Rep. Roger Goodman (D-Kirkland), who was one of the lead negotiators on the bill for House Democrats, said the most immediate effect is that police will be allowed to intervene more quickly. The state’s temporary drug possession law – which was implemented last year and will be replaced by the measure that passed this week – required police to refer people to treatment twice before arresting them.
“We hope they don’t arrest, we hope that they hand off to therapeutic care, but at least they will be able to intervene and address the issue of public disorder in our communities,” Goodman said.
Despite the overwhelming majority of lawmakers who voted in favor of the compromise, legislators say it was a long road to get there.
“Nobody got everything they wanted in this bill,” said House Speaker Laurie Jinkins (D-Tacoma.)
The measure’s final passage comes after months of intense negotiations among lawmakers, with some pushing for decriminalization while others sought tough legal penalties. Ultimately, the final bill struck a middle ground after a team of lawmakers from all four caucuses came to an agreement Monday. It passed the House 83 to 13, after the Senate approved it 43 to 6 Tuesday.
Those who remained opposed to it cited various reasons why they wouldn’t support the final version of the bill.
Rep. Jim Walsh (R-Aberdeen) and Sen. Mike Padden (R-Spokane Valley) said they want the state to return to tougher legal penalties. The State Supreme Court, in what has become known as the “Blake Decision,” struck down Washington’s felony drug law in 2021 because it didn’t require proof that someone knew they had drugs in their possession or intended to use them.
“The proper response would be to restore our drug laws as they were pre-Blake, with the addition of ‘knowingly’ as appropriate,” Walsh said. Meanwhile, Rep. Lauren Davis (D-Shoreline) and Rep. Gerry Pollet (D-Seattle) both voted in favor of an earlier version of the bill that died last month. They both switched to a no vote for the new compromise bill. Pollet said he was particularly concerned that the requirement for prosecutors to approve diversion could reinforce racial and income disparities for treatment access.
Groups like Columbia Legal Services, a legal aid and advocacy organization, and the ACLU of Washington also issued statements Tuesday, criticizing the legislation.
“The data and evidence have never supported maintaining criminal penalties as a solution to the public-health crises of substance use disorder,” said a statement from Alison Holcomb, ACLU of Washington’s director of political strategy. “That approach has and will continue to fail and will only funnel more people of color and poor people into our criminal legal system.”
But legislative leaders say the new law is a first step, and that they’ll monitor the data gathered throughout its implementation to adjust policies as needed.
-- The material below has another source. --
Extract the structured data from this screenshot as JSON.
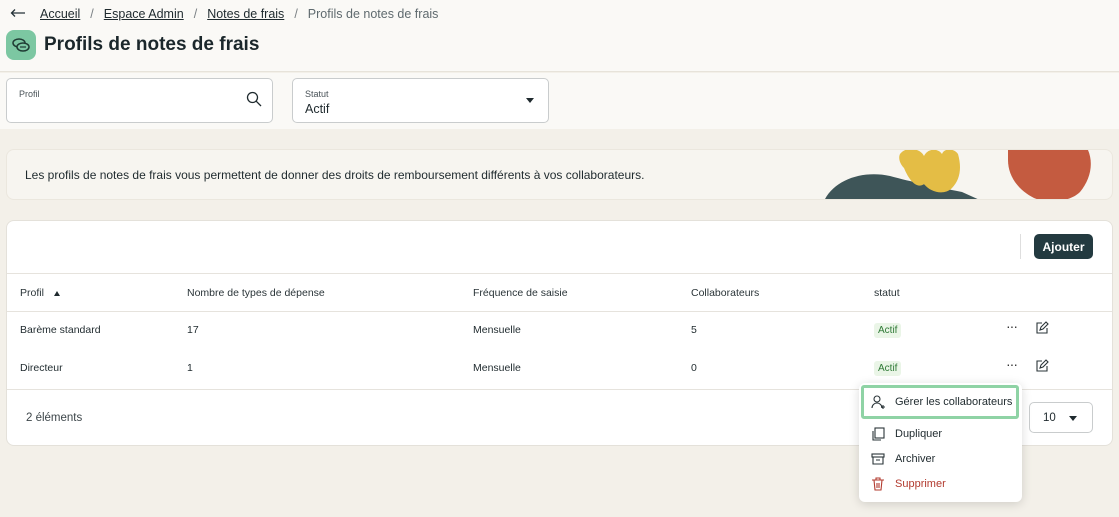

“If we find there are racial and ethnic disparities in who gets diverted and who doesn’t, we will act,” Goodman said.
Republican Senate Leader John Braun (Centralia) said lawmakers will also monitor whether the new policy slows overdose deaths in Washington, which have drastically increased in recent years.
“If we’re not changing that number in the relatively near term, we need to continue to work on refining our solution,” Braun said.
Most of the law, including the new legal penalties for drug possession and public drug use, takes effect as the state’s temporary law expires on July 1.